I worked for the agency that I bought for 9 years. I purchased it over a year ago, it is an IA Allstate...we hav now about 15 carriers but Allstate is over half the book. I paid around 1.75 times and most is financed by the former owner at an outstanding rate. He treated me great...but I had also made him quite a bit of money over the years and we had an agreement that when it came time for him to sell it would be up to me if I wanted it. I know that he could have gotten more $$$ but we still have a great relationship and he is now a life producer with me! I knew he wouldn't be able to stay retired.

The advice I would give is look at your perfered standard non standard. Non standard has no loyalty today and standard preferred you need to look at the persistencey.

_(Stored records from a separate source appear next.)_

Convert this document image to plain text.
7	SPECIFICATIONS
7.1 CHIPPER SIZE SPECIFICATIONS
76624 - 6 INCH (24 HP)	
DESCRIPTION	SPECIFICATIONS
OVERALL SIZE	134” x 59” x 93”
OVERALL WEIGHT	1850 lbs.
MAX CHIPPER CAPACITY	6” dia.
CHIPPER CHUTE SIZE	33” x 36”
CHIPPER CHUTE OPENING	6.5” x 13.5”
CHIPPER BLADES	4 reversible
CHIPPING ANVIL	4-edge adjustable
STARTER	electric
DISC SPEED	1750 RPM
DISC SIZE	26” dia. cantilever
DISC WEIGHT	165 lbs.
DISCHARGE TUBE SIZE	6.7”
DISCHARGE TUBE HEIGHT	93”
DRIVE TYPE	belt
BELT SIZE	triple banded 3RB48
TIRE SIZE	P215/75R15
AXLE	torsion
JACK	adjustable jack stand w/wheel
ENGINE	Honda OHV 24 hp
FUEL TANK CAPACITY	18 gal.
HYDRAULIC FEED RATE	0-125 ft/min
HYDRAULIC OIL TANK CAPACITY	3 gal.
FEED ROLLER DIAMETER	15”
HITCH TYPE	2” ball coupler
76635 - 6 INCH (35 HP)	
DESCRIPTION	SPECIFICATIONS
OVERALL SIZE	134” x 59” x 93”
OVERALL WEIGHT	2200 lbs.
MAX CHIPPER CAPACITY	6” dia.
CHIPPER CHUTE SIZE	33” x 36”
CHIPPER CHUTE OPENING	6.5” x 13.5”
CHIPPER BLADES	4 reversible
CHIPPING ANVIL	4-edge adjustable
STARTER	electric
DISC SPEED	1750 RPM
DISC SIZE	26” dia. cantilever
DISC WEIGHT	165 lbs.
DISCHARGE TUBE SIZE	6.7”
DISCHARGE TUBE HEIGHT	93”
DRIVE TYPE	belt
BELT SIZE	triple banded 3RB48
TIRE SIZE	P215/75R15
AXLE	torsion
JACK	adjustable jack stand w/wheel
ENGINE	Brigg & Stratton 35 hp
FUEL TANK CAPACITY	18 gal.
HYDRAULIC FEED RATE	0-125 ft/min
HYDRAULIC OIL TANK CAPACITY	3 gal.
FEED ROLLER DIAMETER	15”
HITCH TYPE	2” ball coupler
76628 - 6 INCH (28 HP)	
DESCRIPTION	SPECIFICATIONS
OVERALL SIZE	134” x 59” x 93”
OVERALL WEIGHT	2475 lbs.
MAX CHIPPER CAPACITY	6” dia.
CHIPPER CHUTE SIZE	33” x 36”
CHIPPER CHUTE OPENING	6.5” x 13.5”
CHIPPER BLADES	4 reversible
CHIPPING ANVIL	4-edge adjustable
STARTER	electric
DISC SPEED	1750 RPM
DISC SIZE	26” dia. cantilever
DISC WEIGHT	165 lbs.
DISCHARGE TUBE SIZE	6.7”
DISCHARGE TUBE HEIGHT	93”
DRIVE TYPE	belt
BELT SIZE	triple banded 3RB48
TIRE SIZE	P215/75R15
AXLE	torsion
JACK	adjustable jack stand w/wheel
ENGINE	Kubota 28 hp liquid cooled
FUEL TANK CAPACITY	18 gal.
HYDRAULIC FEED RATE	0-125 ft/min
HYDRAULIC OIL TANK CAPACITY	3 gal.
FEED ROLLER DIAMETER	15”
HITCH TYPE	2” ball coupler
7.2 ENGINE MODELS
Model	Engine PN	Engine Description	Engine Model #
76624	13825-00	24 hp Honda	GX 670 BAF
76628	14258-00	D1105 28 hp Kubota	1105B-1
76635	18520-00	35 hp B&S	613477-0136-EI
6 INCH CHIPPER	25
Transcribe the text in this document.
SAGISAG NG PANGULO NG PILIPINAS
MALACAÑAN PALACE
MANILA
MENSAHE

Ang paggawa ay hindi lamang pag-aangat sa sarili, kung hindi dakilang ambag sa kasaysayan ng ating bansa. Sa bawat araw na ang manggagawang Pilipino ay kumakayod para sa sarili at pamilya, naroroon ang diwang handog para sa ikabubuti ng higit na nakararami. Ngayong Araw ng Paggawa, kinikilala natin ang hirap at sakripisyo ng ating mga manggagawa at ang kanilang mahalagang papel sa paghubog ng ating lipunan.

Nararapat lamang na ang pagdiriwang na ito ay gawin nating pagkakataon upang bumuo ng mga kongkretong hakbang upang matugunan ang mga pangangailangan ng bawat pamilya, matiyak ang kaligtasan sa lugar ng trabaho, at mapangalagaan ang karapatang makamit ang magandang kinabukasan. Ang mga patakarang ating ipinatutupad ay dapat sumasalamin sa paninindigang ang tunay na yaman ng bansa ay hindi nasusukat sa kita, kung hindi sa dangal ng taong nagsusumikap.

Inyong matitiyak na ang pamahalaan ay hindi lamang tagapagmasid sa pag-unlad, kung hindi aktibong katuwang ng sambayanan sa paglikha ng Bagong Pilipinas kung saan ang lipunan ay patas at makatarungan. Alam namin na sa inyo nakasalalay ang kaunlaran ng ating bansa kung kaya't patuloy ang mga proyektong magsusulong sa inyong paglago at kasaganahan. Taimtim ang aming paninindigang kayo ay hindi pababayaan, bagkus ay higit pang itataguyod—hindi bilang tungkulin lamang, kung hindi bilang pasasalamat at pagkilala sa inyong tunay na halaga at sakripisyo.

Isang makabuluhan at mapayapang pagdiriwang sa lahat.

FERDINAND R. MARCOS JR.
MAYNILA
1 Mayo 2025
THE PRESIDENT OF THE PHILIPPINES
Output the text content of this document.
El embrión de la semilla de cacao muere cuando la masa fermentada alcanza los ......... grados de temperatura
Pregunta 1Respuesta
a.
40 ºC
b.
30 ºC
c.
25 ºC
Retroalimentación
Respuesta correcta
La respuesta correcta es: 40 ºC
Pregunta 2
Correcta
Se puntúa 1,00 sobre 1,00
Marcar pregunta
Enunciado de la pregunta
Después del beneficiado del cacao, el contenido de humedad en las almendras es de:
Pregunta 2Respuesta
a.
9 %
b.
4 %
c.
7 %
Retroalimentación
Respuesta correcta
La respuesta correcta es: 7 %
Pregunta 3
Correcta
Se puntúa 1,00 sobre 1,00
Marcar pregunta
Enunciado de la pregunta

If this agency has been there 3 years and is turning a small profit what expenses are you going to have that he doesn't. You said he has another office so I assume he isn't drawing a salary out of this one will you? I would look over the P & L statements see what the gross CXM is and see where the money is going.

Good luck.
 
Value may be in the agency's contracts with good carriers. If you can "buy in" to get protected contracts with competitive carriers, I'd pay 2X... no more If carriers are mediocre and not competitive....why bother?
 
Value may be in the agency's contracts with good carriers. If you can "buy in" to get protected contracts with competitive carriers, I'd pay 2X... no more If carriers are mediocre and not competitive....why bother?

I would not even consider paying 2X revenue unless it was an earn out based on retention with the owner carrying the note for 7+ years. On a new agency that is barely breaking even... There isn't enough money to pay that multiple in a shorter amount of time. For 2X revenue you can get a much, much more established agency.
 
Thanks for all the input fellas. Just now getting a chance to look at the responses. I don't think it is turning much of a profit. It is grossing enough to pay the office manager, rent, and all other overhead. I will not have to put any extra money in it monthly to meet expenses. It does have one full-time employee that will train me and get me up to par if purchased (I want to be able to run it if anything should happen. I am going to pay 1-1.5x what the annual commission are and it will be purchased straight cash. Most of his current companies are nonstandard from what I gather but he will help me to get any contracts that I want as his other agency has a few standard companies and has been in business for 7-8 yrs. I would not purchase if I couldn't get the standard carriers. It currently offers auto, home, and commercial insurance. Initially we will concentrate on auto but also on commercial for less service work. I have the ability to grow it and don't need income from it because I will bring in the financial services (life ins, financial and retirement planning) side to the business and set up the cross-selling opportunities. I currently work from home and will be good for me to have an office as I was planning on getting a store front in the next yr or so. Thanks for the input again! Gives me some good food for thought!
 
Be very, very careful buying a non standard book of auto policies... find out what the retention rate is over the past 2 years (typically very low). I don't think you will get many cross selling opportunities for financial services with a non standard book. He can tell you whatever he wants about standard contracts but he cannot guarantee that you can get them. What incentive does he have to help you or push very hard if you are paying strait cash up front?

I completely understand the desire to have an office and some revenue coming through the door from the start... but be very careful on how this is structured.